Weniger neue Asylanträge – aber die Folgeflut rollt!

Die Asylzahlen in Deutschland stehen Kopf: Während immer weniger Menschen zum ersten Mal Schutz beantragen, explodieren die Folgeanträge regelrecht. Was steckt dahinter?

Die Zahlen haben es in sich! Im ersten Quartal 2026 wurden insgesamt 32.833 Asylanträge in Deutschland registriert – davon 22.491 Erstanträge und satte 10.342 Folgeanträge. Klingt erstmal nach viel, doch bei den Erstanträgen zeigt der Trend steil nach unten: Minus 37,8 Prozent im Vergleich zum Vorjahr! Weniger neue Schutzsuchende kommen also ins Land. Soweit die gute Nachricht. Doch die Kehrseite der Medaille hat es in sich.

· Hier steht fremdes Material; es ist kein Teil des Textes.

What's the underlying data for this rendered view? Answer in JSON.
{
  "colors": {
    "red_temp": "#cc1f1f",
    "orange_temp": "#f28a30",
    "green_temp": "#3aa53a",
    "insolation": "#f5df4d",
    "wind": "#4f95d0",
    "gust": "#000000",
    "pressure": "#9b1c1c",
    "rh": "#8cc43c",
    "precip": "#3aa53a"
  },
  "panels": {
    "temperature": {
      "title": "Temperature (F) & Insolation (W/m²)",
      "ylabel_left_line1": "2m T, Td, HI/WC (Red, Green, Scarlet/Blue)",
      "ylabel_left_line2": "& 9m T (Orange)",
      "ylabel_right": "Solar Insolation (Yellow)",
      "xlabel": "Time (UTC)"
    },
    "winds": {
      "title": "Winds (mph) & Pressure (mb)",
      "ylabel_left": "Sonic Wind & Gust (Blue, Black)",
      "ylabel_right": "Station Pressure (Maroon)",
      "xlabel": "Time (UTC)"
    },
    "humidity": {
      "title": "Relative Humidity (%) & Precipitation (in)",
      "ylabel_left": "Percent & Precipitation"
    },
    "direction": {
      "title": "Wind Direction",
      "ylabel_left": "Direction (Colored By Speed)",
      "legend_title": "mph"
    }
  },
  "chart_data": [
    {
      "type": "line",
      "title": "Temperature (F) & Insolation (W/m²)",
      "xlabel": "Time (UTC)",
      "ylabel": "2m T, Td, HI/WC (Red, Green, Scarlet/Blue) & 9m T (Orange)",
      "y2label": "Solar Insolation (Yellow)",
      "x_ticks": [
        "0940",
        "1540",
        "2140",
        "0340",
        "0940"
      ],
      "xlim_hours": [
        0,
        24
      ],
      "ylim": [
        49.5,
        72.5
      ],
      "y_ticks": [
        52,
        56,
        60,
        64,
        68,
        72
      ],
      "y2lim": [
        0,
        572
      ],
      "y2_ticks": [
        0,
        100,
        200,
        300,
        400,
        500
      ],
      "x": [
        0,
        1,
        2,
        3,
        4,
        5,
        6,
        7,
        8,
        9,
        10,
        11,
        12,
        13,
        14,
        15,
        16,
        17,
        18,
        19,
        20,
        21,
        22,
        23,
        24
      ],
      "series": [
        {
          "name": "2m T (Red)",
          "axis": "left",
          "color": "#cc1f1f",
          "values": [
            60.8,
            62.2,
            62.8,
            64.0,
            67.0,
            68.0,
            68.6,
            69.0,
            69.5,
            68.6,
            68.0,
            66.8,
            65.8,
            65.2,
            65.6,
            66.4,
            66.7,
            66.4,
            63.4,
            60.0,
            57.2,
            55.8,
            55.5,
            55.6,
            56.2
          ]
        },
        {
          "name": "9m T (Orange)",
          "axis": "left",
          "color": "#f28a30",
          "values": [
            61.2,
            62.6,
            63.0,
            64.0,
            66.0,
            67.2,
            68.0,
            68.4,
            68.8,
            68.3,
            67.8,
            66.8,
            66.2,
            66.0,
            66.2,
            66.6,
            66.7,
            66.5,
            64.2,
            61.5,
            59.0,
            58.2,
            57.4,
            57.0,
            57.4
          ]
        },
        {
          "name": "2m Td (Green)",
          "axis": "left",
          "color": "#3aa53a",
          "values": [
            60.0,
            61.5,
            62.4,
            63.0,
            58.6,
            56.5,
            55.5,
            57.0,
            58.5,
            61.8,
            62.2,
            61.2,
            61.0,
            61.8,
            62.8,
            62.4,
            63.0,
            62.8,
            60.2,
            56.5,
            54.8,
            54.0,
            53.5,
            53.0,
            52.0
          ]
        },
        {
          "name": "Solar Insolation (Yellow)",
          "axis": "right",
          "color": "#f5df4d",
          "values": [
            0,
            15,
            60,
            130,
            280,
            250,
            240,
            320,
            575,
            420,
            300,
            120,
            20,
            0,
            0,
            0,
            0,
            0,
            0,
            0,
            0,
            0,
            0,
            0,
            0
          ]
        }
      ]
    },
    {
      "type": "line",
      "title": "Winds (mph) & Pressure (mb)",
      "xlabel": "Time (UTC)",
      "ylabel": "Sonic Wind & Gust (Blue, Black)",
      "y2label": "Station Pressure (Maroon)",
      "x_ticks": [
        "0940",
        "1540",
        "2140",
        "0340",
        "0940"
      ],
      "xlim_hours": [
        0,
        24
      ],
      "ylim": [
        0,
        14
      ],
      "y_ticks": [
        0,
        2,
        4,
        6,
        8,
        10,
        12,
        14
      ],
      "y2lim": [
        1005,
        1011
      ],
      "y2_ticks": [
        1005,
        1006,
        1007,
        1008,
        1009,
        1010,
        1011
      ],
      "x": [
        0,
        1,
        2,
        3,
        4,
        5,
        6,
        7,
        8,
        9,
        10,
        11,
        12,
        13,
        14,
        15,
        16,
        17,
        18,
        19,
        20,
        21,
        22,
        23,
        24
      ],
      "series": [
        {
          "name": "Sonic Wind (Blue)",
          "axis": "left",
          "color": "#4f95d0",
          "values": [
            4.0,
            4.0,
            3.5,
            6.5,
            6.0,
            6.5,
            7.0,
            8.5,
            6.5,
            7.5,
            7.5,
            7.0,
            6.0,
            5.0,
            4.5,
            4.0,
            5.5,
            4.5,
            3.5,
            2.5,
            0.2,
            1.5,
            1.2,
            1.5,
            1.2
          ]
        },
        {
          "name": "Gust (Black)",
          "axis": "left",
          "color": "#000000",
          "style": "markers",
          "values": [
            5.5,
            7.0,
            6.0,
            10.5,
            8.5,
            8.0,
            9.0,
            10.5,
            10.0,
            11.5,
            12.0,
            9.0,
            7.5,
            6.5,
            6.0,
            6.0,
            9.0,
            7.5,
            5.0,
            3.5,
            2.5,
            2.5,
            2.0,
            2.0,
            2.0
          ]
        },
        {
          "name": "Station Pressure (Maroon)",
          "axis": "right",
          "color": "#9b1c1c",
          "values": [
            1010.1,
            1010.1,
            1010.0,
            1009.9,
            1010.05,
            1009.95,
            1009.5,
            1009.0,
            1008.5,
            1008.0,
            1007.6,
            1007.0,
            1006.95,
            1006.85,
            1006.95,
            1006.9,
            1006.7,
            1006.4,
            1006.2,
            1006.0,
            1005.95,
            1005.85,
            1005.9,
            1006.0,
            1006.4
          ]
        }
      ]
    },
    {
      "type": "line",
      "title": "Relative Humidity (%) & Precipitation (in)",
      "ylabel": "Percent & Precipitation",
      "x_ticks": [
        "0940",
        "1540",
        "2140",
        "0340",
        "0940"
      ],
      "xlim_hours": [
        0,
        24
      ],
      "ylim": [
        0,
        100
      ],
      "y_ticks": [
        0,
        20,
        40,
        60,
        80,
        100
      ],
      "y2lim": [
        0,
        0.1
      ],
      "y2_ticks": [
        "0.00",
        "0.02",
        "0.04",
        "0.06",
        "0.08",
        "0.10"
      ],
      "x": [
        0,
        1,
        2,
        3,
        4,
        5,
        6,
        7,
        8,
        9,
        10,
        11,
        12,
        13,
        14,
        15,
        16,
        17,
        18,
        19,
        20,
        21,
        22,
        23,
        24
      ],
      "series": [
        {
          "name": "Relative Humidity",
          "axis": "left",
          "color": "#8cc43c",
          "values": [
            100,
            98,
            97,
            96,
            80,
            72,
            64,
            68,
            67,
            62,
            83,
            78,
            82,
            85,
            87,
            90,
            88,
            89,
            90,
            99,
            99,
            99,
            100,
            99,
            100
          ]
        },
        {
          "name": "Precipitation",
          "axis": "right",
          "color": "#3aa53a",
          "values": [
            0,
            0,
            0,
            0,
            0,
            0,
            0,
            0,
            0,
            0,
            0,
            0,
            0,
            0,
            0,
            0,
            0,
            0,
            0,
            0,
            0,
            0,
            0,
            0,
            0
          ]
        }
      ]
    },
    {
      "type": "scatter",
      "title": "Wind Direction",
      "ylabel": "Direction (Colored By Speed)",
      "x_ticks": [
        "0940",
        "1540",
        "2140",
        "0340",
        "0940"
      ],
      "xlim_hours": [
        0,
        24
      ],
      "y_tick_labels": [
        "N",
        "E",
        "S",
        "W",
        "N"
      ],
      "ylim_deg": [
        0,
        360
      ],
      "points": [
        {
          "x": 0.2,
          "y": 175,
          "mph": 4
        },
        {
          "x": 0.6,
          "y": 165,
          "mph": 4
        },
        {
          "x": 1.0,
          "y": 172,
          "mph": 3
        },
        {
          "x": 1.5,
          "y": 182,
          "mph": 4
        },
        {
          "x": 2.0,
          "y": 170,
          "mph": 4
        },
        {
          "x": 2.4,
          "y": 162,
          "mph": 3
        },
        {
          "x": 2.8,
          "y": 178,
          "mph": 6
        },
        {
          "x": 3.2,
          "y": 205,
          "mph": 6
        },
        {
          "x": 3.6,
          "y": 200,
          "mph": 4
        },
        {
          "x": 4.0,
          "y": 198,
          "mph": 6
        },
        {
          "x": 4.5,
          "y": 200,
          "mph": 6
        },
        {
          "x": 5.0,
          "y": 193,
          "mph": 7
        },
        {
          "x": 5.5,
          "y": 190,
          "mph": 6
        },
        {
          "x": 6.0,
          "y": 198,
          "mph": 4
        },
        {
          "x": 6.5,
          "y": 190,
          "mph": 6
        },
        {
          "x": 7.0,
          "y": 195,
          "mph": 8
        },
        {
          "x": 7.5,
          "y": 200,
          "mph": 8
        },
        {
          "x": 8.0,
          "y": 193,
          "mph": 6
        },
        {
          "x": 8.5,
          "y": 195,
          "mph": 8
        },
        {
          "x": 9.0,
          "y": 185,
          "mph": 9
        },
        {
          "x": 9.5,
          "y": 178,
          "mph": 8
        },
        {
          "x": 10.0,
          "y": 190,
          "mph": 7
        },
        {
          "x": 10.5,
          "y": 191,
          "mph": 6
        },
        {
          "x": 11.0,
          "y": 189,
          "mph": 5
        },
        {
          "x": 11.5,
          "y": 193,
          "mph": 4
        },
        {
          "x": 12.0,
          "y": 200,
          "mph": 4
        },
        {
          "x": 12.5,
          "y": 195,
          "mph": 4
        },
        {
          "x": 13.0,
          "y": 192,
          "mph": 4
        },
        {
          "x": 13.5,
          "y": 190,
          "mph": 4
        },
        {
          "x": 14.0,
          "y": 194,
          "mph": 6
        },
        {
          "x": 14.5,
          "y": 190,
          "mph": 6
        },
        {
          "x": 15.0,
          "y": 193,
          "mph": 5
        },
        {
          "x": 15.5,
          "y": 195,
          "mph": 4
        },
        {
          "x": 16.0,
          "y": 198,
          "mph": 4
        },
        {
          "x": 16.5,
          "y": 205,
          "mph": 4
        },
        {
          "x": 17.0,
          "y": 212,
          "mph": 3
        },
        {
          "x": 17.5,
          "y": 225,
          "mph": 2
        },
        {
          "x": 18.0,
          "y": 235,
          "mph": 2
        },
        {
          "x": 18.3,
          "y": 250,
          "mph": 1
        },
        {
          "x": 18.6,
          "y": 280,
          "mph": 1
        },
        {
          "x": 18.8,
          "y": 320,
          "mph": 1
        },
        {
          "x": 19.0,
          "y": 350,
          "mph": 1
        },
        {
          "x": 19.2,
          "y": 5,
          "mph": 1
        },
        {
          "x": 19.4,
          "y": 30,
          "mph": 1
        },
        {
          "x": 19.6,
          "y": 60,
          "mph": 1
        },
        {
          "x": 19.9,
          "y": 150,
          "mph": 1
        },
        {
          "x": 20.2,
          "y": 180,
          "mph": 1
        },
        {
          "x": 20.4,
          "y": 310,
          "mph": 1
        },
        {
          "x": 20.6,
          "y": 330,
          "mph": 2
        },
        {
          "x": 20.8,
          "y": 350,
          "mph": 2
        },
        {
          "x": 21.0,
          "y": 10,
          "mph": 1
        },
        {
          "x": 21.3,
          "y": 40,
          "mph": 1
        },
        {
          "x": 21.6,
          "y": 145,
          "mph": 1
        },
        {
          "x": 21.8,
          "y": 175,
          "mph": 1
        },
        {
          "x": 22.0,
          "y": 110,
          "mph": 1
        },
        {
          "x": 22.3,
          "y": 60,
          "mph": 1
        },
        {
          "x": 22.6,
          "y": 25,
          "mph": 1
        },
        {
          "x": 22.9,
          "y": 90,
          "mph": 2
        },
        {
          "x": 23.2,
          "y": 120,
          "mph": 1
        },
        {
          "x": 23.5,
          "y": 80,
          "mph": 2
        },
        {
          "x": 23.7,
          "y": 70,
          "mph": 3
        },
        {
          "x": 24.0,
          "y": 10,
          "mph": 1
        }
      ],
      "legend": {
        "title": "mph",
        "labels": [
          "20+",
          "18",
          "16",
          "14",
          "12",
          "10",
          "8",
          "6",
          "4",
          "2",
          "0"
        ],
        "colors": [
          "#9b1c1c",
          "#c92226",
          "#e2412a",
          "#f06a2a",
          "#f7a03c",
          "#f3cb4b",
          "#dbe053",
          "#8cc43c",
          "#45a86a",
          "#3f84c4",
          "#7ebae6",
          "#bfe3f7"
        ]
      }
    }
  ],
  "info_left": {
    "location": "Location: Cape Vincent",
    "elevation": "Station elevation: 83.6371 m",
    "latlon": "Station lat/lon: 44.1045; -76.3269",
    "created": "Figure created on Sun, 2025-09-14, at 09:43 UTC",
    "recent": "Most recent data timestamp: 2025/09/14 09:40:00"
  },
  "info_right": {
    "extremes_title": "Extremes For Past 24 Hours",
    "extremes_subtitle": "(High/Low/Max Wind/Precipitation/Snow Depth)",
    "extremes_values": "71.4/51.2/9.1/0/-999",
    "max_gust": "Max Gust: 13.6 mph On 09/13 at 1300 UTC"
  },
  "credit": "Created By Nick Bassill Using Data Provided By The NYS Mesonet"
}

Denn während die Erstanträge sinken, schießen die Folgeanträge durch die Decke! Allein im März 2026 legten sie um unfassbare 94,8 Prozent zu – auf 3.242 Stück. Fast jeder dritte Asylantrag in diesem Monat war damit ein Folgeantrag. Ein Trend, der das ohnehin überlastete System vor völlig neue Herausforderungen stellt.

Afghanistan und Syrien bleiben Spitzenreiter

An der Herkunft der Antragsteller ändert sich wenig: Afghanistan liegt weiterhin auf Platz eins, gefolgt von Syrien und der Türkei. Doch gerade bei afghanischen Staatsangehörigen fällt etwas Dramatisches auf – sie stellen einen Großteil der explodierenden Folgeanträge. Der Grund? Die Lage in ihrer Heimat wird unter den Taliban immer schlimmer, besonders für Frauen. Und genau hier kommt ein Paukenschlag aus Luxemburg ins Spiel: Der Europäische Gerichtshof hat 2024 in einem wegweisenden Urteil klargestellt, dass die systematische Unterdrückung und Diskriminierung von Frauen in Afghanistan als Verfolgung im asylrechtlichen Sinne gelten kann. Seitdem stellen vor allem afghanische Frauen massenhaft neue Anträge – mit deutlich besseren Aussichten auf Erfolg als zuvor.

BAMF kommt kaum noch hinterher

Und das Bundesamt für Migration und Flüchtlinge? Das BAMF ächzt unter der Last! Die Behörde entschied im bisherigen Jahresverlauf 73.384 Verfahren – ein Rückgang von 12,9 Prozent gegenüber dem Vorjahr. Weniger Entscheidungen bei gleichzeitig wachsendem Aktenberg – keine gute Kombination! Die Gesamtschutzquote liegt bei 38,0 Prozent. Das bedeutet im Klartext: Nicht einmal vier von zehn Antragstellern erhalten tatsächlich Schutz. Und ein erheblicher Teil der Verfahren wird gar nicht inhaltlich entschieden, sondern endet als sogenannte „sonstige Verfahrenserledigung" – etwa weil ein anderes EU-Land zuständig ist oder weil Anträge zurückgezogen werden.

Wartezeiten auf Rekordniveau – aber es gibt einen Haken

Besonders alarmierend: Die durchschnittliche Verfahrensdauer liegt mittlerweile bei 11,3 Monaten! Fast ein ganzes Jahr warten Antragsteller im Schnitt auf ihre Entscheidung. Das BAMF erklärt den drastischen Anstieg allerdings mit einem statistischen Effekt – derzeit würden vor allem ältere, lange liegengebliebene Altfälle abgearbeitet. Neue Verfahren gingen dagegen deutlich schneller über den Tisch, im Schnitt in nur 3,1 Monaten. Mag sein – doch die Zahl der noch anhängigen Verfahren bleibt mit 73.616 offenen Fällen auf einem besorgniserregend hohen Niveau.

Das große Bild: Alles verschiebt sich

Was die Zahlen unterm Strich zeigen, ist eine tektonische Verschiebung im deutschen Asylsystem. Es kommen zwar weniger neue Schutzsuchende, doch die Neubewertung bereits abgeschlossener oder laufender Verfahren gewinnt massiv an Bedeutung. Alte Fälle werden neu aufgerollt, neue Urteile verändern die Spielregeln – und das BAMF steht mittendrin, gefangen zwischen Altlasten, Folgeantrags-Flut und dem Druck, schneller zu entscheiden. Eine explosive Mischung, die Deutschland noch lange beschäftigen dürfte!